Original Unsloth Finetuning Resources:: https://unsloth.ai/docs/models/gemma-4/train

gemma-4-finetune-finetome10k

A merged, instruction-tuned fine-tune of Gemma 4 E4B trained with Unsloth and TRL on a cleaned conversational subset of FineTome-style data.

Model description

This model is a supervised fine-tune of unsloth/gemma-4-e4b-it-unsloth-bnb-4bit for general-purpose text instruction following and assistant-style responses.

Although the underlying architecture supports multimodal prompting, this fine-tuning run was performed on text-only conversational data. Best results are obtained with chat-formatted prompts using the tokenizer chat template.

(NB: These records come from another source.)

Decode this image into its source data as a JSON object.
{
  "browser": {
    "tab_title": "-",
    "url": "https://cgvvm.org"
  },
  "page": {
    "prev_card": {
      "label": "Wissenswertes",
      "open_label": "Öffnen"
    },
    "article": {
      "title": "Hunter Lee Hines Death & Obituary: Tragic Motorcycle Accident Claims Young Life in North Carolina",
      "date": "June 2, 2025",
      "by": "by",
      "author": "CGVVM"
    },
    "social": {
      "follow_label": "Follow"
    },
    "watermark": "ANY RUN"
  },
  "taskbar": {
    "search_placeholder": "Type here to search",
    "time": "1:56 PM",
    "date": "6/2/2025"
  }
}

  • Base model: unsloth/gemma-4-e4b-it-unsloth-bnb-4bit
  • Fine-tuning framework: Unsloth + Hugging Face TRL
  • Training type: Supervised fine-tuning (SFT)
  • Model format: merged fine-tuned checkpoint
  • Primary language: English

Intended use

This model is intended for:

  • general instruction following
  • conversational Q&A
  • writing assistance
  • basic programming help
  • experimentation with Gemma 4 fine-tuning workflows

Training data

This model was fine-tuned on a conversational instruction/response dataset:: 10k rows of Maxime Labonne's FineTome-100k dataset in ShareGPT style(https://huggingface.co/datasets/mlabonne/FineTome-100k)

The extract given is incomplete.